"Summer MUSTS for Moms with Littles" by Kelly Pease (CatholicMom.com) Photo: (2016) via stocksnap, CC.

I’ll make this short because I have to get back to my very important list of Summer Must-Do’s. By the end of the school year, I was Done with a D. No one describes it better than Jen Hatmaker. I found myself sobbing in the parking lot of a Walgreens (in the arms of an innocent bystander at that!) because my kid was throwing a tantrum and no one was sleeping well and we were late for school and I forgot that it was my snack day again and we were all just. so. done.

Sweet summer couldn’t come soon enough. But I know that as welcome as it is, it can also be a little overwhelming—not a lot of structures to hold to and LOTS of empty spaces to fill. That’s my description of a happy place, but I know that’s not the case for all personalities.

[tweet "Jesus-inspired list of summer must-dos for moms of young children"]

So let me gift you with my very important (Jesus-Inspired) list of summer MUSTS:

  1. Sleep well.
  2. Eat well.
  3. Pray.
  4. Play.
  5. Read.

And there you have it, folks. It is that simple.

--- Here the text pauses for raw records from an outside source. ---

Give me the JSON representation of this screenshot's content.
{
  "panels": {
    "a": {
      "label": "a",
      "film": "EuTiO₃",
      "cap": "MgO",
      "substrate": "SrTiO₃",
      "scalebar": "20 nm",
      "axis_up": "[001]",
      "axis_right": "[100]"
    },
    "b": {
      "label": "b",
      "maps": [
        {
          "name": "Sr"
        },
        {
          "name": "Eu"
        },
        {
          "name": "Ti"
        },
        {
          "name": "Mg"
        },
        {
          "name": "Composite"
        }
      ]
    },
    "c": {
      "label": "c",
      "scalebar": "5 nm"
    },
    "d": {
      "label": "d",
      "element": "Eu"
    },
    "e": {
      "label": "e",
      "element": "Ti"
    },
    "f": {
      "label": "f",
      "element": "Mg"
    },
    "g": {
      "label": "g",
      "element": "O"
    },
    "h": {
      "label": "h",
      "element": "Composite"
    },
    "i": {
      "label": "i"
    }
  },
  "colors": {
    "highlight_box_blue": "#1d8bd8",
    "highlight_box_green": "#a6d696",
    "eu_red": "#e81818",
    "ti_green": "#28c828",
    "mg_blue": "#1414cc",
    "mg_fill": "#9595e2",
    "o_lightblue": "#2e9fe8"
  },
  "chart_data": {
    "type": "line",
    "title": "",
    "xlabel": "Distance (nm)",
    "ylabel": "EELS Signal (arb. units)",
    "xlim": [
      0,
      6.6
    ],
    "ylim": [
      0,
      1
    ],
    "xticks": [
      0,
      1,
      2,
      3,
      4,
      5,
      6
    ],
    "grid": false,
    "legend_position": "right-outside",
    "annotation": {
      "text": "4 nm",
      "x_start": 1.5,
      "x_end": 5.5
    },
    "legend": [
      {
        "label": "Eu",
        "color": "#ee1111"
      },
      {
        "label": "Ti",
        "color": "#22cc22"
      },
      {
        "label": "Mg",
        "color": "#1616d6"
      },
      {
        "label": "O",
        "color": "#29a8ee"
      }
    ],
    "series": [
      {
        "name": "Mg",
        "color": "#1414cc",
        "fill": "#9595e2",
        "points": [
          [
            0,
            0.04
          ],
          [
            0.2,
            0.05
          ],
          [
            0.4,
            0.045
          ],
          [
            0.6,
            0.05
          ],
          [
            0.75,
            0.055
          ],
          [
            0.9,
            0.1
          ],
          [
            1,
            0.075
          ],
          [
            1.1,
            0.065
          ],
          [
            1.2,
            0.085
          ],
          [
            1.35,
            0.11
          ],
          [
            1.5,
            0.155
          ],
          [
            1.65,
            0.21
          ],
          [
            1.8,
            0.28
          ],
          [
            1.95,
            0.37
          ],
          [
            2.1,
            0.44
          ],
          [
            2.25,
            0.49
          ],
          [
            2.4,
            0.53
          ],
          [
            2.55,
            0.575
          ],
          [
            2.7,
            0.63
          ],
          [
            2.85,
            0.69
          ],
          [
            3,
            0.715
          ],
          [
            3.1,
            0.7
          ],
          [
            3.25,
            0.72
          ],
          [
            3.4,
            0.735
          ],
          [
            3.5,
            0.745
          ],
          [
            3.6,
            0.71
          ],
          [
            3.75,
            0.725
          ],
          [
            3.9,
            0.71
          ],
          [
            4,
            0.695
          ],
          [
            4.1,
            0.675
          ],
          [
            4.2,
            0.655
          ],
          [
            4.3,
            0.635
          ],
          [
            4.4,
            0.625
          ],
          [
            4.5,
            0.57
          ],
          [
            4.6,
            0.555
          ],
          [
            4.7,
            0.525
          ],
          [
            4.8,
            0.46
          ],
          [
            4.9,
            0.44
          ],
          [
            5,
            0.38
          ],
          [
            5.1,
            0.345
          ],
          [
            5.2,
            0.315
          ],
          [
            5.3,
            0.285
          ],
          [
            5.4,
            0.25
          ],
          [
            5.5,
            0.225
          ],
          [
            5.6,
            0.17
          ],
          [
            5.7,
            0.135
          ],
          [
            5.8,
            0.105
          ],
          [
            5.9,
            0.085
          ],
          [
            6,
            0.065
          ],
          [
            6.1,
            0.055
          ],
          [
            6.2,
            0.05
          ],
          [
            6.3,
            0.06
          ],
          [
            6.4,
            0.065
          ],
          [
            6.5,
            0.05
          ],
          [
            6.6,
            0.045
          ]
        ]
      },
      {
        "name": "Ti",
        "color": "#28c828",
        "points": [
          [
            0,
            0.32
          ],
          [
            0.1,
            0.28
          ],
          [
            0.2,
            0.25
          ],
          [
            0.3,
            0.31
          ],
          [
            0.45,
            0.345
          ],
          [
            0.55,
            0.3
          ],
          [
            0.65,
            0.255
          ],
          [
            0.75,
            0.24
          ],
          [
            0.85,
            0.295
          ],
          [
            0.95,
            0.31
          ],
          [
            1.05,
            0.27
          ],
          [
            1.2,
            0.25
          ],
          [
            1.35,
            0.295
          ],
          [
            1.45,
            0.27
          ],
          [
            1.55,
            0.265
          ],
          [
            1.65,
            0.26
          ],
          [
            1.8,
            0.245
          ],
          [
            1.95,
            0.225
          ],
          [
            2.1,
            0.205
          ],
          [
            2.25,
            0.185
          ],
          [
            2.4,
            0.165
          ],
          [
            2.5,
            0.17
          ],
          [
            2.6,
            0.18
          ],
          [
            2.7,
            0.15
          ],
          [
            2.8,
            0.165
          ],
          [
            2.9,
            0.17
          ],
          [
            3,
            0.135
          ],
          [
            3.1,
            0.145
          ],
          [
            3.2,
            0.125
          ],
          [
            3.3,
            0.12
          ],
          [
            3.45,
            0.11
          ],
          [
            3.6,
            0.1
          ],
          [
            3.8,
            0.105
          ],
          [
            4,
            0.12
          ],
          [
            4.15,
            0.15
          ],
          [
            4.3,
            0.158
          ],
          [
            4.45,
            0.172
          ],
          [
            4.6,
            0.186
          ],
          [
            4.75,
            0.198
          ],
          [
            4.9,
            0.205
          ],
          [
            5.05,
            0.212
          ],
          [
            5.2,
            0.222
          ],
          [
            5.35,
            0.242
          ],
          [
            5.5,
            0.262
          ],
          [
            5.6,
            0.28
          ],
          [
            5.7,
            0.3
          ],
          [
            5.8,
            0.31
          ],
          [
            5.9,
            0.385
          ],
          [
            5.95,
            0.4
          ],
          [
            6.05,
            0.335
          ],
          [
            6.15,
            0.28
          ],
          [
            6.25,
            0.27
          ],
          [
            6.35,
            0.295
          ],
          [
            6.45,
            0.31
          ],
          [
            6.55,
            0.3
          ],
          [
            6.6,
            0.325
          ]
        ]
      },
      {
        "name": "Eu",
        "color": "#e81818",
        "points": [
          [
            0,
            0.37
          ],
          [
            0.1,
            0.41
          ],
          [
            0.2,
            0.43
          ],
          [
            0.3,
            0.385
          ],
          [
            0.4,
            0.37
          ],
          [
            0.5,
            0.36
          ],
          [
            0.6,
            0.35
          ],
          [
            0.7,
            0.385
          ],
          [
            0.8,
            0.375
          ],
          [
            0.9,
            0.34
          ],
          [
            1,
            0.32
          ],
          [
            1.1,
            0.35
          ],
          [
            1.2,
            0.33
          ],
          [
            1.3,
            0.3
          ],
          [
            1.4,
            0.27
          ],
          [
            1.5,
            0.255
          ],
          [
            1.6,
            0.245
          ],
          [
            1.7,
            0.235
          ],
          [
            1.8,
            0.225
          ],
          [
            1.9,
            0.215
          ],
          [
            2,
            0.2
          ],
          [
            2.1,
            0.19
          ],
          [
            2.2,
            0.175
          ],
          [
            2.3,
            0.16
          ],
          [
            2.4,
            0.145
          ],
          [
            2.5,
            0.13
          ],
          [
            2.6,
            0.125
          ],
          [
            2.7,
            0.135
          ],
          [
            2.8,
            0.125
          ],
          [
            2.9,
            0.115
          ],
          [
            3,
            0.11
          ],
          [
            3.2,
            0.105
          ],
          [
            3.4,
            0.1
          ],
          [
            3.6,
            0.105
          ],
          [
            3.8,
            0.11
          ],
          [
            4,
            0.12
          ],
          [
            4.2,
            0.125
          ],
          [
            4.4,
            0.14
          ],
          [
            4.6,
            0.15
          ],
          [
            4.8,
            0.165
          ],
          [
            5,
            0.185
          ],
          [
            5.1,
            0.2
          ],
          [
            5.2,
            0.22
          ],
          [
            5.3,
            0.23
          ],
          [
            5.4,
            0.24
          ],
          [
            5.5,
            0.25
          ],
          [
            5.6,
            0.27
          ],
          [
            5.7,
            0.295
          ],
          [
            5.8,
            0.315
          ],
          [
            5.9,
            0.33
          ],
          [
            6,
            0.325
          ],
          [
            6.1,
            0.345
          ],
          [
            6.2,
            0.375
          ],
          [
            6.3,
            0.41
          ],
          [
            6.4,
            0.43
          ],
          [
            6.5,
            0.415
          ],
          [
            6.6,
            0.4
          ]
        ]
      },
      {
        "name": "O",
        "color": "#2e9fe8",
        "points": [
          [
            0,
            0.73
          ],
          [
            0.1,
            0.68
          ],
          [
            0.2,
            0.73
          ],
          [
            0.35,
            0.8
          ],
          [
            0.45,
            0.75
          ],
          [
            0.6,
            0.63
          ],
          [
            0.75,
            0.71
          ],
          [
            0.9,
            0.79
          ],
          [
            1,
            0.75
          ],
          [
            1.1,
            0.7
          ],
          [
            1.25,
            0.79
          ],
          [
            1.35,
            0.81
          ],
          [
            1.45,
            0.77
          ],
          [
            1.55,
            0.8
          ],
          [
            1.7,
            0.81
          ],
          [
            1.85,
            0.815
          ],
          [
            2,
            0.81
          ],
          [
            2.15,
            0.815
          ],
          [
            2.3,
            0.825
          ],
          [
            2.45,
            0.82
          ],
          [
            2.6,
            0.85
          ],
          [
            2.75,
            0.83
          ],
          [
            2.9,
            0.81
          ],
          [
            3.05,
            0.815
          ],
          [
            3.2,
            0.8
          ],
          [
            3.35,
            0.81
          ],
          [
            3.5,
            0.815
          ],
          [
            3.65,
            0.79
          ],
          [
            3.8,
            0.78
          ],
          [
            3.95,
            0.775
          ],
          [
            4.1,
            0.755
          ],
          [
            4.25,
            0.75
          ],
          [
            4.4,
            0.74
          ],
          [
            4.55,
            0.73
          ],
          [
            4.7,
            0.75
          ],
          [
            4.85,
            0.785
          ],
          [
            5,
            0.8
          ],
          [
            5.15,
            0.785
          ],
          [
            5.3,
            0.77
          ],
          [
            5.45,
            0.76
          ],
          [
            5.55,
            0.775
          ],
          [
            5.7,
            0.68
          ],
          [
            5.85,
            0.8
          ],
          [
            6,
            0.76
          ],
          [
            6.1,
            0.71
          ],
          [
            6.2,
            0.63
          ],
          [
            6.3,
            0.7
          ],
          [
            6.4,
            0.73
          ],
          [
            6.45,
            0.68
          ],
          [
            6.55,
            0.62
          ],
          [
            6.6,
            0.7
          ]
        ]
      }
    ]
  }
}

Maybe I’m crazy, but I really feel like the Lord put this on my heart and it is opening up worlds in my home. In that end-of-the-school-year-done-ness, I found myself managing my life before experiencing it, a thought I conceptualized from a good friend whose podcast I highly recommend. There was not a lot of feeling going on.

But how could there be? We come to these places in mom-life where there really isn’t much else we can do but manage. Gotta keep the laundry going. Gotta get to the grocery store. Gotta study for the spelling tests. Gotta get some teeth-brushing in at some point this week (just me?).

I was on an end-of-the-school-year mission to snap a few pictures of my kids with teachers, checking things I knew I should do off of the list, when I walked up to my son’s class to find his (unbelievably amazing) teacher who had the kids lined up on the sidewalk, ready to watch the release of the butterflies they had been raising. You’ve never seen a group of first-graders more excited with anticipation. As the lid came off, the first butterfly just darted up into the blue sky and God halted me in my management tracks. Right then and there I was feeling it all.

Feeling the fact that my first-grader is a first-grader no more, the fact that my daughter grew into a big girl this year…you’ve posted the first-day and last-day pictures…you know what I mean. There’s a sinking feeling you get when you look at those and really feel them, huh? The passing of time doesn’t slow.

Or does it? I want to send Ann Voskamp a thank-you note because she taught me something in A Thousand Gifts that I will take to my grave:

The only way to slow time is to practice intentional gratitude for every small thing; all these 1,000 + gifts that God is bestowing on any given day.

Butterflies flying=Feeling it all=Slowing time.

So I hereby retire from my management position and commit to feeling my life first. Sure, management has to happen, but I won’t let it take priority over experiencing the beauty of this life that God is giving me right now in this moment.

Hence, my summer musts—none of them difficult or complex—I’m not saying we are having fancy feasts every night or reading Tolstoy. I’m flipping homemade pancakes and starting Charlotte’s Web. What am I not focusing on? Having a pristinely clean house or getting to every camp and event. There shall be no FOMO in my life for these kids.

This summer, I’m feeling my life, slowing time by experiencing these simple things and giving thanks for them while they are here. That’s what summer is all about. Kids in a water hose, popsicles in the yard and that one customer who stopped for lemonade: now that’s a business I can manage.